Противоположностью “номотетическому” подходу является “идиографический”. Согласно Виндельбанду – создателю обоих терминов – целью идиографического метода является создание “образов” (Gestalten). Понятие образа столь же плохо подходит к эмпирическому изучению городов, как затертое прилагательное “феноменологический” в социологии плохо помогает дать позитивное определение используемой методологии. Сосредоточение внимания на характерных особенностях событий, т. е. на уникальном в хронологическом отношении, с одной стороны, может помочь исторической науке в уточнении ее предметной области. С другой стороны, для урбанистики этот методологический образец лишь в ограниченной мере может служить примером. Города – не просто скопления событий и не состоят целиком из историй. Сводить их к чисто нарративному феномену – значило бы пренебречь тем гигантским весом, который имеют пространство/соприсутствие, контингентность и материальность.

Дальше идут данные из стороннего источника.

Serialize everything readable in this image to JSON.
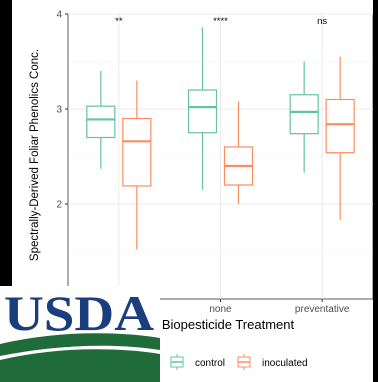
{
  "colors": {
    "control": "#66c2a5",
    "inoculated": "#fc8d62",
    "grid": "#ebebeb",
    "axis": "#333333",
    "usda_blue": "#1a3d7c",
    "usda_green": "#1f6b3a"
  },
  "logo": {
    "text": "USDA"
  },
  "chart_data": {
    "type": "boxplot",
    "ylabel": "Spectrally-Derived Foliar Phenolics Conc.",
    "xlabel": "Biopesticide Treatment",
    "ylim": [
      1.0,
      4.0
    ],
    "yticks": [
      2,
      3,
      4
    ],
    "categories": [
      "",
      "none",
      "preventative"
    ],
    "significance": [
      "**",
      "****",
      "ns"
    ],
    "legend": {
      "position": "bottom",
      "entries": [
        "control",
        "inoculated"
      ]
    },
    "series": [
      {
        "name": "control",
        "boxes": [
          {
            "min": 2.37,
            "q1": 2.7,
            "median": 2.89,
            "q3": 3.03,
            "max": 3.4
          },
          {
            "min": 2.15,
            "q1": 2.75,
            "median": 3.02,
            "q3": 3.2,
            "max": 3.86
          },
          {
            "min": 2.33,
            "q1": 2.74,
            "median": 2.97,
            "q3": 3.15,
            "max": 3.5
          }
        ]
      },
      {
        "name": "inoculated",
        "boxes": [
          {
            "min": 1.52,
            "q1": 2.19,
            "median": 2.66,
            "q3": 2.9,
            "max": 3.3
          },
          {
            "min": 2.0,
            "q1": 2.2,
            "median": 2.4,
            "q3": 2.6,
            "max": 3.08
          },
          {
            "min": 1.83,
            "q1": 2.54,
            "median": 2.84,
            "q3": 3.1,
            "max": 3.55
          }
        ]
      }
    ]
  }
}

В ходе дискуссии было выдвинуто интересное предложение: говорить в этом контексте о “габитусе” города[64]. Понятие “габитус” очень хорошо отражает возможность прочтения городов действительно как целостностей. У городов есть как бы типичная манера держаться, лицо, осанка, репертуар жестов. Однако в понятии габитуса заключен и некий антропоморфизм, который так же проблематичен, как был бы в данном случае проблематичен и рационализм. Кто сказал, что города – если рассматривать их как жизненно реализуемые практики – функционируют подобно существам, которые каким-то образом себя “ведут”? Всё же вряд ли это так. Мера сложности и гетерогенности городов настолько велика, что не вписывается в антропоморфную модель.

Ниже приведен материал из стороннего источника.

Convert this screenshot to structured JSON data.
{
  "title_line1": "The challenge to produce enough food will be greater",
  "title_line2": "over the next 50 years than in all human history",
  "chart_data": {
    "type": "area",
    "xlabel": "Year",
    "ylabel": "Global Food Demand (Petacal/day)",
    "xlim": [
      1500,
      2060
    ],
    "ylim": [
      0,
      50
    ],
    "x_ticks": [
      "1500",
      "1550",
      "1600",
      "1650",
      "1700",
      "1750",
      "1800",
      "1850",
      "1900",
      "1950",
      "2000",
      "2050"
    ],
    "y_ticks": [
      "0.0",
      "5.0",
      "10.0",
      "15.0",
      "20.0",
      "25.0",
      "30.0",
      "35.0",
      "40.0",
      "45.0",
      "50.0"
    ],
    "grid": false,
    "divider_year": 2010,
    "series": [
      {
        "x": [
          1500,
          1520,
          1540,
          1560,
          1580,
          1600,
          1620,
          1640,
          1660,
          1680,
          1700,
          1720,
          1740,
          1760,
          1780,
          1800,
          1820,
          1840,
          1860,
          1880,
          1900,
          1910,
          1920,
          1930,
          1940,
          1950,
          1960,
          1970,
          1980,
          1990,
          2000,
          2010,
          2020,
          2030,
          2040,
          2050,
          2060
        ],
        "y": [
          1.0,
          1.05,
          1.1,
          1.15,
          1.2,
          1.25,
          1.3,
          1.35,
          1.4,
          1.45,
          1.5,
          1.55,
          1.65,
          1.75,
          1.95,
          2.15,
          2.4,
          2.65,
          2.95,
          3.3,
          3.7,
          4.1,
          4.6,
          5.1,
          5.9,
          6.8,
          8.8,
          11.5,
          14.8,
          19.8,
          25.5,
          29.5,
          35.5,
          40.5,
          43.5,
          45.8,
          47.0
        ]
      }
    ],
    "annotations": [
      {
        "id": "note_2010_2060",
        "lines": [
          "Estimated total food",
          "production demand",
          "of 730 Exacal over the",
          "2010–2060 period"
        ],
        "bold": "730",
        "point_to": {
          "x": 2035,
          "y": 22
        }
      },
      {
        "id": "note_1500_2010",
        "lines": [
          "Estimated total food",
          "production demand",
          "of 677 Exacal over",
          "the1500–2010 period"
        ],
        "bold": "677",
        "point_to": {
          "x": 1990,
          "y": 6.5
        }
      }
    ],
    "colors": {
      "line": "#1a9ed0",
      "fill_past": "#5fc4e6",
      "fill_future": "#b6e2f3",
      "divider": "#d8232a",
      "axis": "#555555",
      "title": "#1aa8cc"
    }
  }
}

Трудно свести города и к чему-то вроде археологических существ: классифицировать их как всего лишь седиментацию человеческих действий или человеческих решений – значило бы упускать из внимания специфику такого объекта, каким является город. Специфика города – это вызов и для историков, и для эволюционистов: собственные логики городов, вне всякого сомнения, складываются исторически, у них есть мощная историческая подоснова. Однако их невозможно “объяснить” одной только историей городов, как нельзя в них видеть и лишь результаты так называемого “предшествующего пути развития” (т. е. набора решений и выборов, сделанных ранее). Ни аналогия с биографией, ни каузальная метафора пути не описывают на самом деле все разветвления, переплетения и многообразные рефлекторные точки феномена “город”.
В общем, с аналогиями не складывается. А между тем, вопрос о сингулярных объектах тоже поддается научному выяснению. Только для этого урбанистике придется признать одну базовую посылку. Хотя не существует эмпирического (в узком смысле этого слова) определения города, но – существуют города. Города – это целостности, и их можно воспринимать и анализировать как единства – смысловые единства, поведенчески-практические единства, действующие единства. Города как бы хранят в себе социальные факты – но не только. Они их изменяют. Они предоставляют пространство для процессов развития, следующих собственным логикам, и для характерной социальной среды.